Десять (СИ) - Романова Наталия. Страница 39

— Ты ведь сам настаивал на этой школе! — вскинулась Юля.

— Было актуально на тот момент, сейчас — нет. Парень смышлёный, не спортсмен. Его все любят, конечно, никто его не отчислит за мои заслуги, но мужчине нужны свои. Победы Ким достигнет на другом поприще.

— Ты ему это сказал? — Юля в ужасе посмотрела на Симона.

— Он взрослый парень, должен реально смотреть на вещи. Я всегда знал, что стану тем, кем стал, Ким себя в спорте не видит. К тому же, откровенно говоря, учился я всегда дерьмово, хулиганил, для меня спорт в любом случае был выходом, но это вариант не для Кима. Я — это я, Ким другой. Пора ему это признать, начать, наконец, слушать свою мать, — развёл руками Симон.

— И как он? Что ответил? — вздохнула совершенно растерянная Юля. Для неё Ким был ребёнком, а не «мужчиной, которому необходимы собственные заслуги».

— Сказал: «Ладно, подумаю».

— И всё?

— Чего ты ожидала, Юль? Парню не хватает общения со сверстниками. Дом вдали от города, ты его одного не пускаешь никуда, и только поэтому он хочет в интернат. Плавание совершенно не причем. Он сам это прекрасно понимает, но друзья ему необходимы.

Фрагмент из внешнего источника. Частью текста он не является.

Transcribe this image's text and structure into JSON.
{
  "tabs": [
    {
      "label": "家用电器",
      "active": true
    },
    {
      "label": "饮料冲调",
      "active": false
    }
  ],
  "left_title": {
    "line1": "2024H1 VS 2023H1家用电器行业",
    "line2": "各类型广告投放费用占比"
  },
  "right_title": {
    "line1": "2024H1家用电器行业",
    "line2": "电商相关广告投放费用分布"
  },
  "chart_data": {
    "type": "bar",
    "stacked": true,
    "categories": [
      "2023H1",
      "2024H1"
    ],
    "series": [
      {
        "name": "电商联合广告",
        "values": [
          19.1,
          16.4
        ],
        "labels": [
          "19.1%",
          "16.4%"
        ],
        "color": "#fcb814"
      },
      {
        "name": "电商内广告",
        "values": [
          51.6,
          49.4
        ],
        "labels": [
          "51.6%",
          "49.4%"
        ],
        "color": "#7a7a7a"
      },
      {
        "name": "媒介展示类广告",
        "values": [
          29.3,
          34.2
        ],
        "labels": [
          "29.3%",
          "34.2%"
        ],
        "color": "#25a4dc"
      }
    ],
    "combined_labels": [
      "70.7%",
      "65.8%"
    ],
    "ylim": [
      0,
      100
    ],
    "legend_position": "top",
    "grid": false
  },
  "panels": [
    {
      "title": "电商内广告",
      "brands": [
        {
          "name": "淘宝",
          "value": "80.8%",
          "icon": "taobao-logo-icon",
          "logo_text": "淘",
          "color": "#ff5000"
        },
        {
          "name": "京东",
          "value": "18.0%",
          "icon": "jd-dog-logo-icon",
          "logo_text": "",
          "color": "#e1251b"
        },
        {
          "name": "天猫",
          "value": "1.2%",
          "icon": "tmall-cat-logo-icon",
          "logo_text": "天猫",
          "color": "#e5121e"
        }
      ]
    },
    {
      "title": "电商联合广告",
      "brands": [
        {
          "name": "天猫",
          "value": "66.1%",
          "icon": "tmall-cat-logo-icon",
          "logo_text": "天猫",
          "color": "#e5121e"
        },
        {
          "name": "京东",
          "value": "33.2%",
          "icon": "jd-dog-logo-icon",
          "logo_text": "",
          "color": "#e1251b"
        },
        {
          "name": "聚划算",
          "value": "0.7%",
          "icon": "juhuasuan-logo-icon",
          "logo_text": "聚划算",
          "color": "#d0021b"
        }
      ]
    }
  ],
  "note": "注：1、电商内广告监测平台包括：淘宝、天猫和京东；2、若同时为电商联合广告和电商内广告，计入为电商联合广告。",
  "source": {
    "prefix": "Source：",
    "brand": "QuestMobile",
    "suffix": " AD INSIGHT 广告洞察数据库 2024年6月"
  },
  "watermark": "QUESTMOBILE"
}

Через пару часов, когда стол был заставлен мисками, тарелками, ёмкостями со снедью, Симон не выдержал тишины, которая последовала за коротким разговором по поводу Кима. Устал от нервных и одновременно размеренных движений бывшей жены.

— Может, ты перестанешь мельтешить, расскажешь, что случилось? — одернул он Юлю.

— Ничего, — огрызнулась та.

— Врать мне не надо. Я с тобой не один год прожил, к добру ты столько не готовишь. Роту голодных новобранцев на ужин позвала?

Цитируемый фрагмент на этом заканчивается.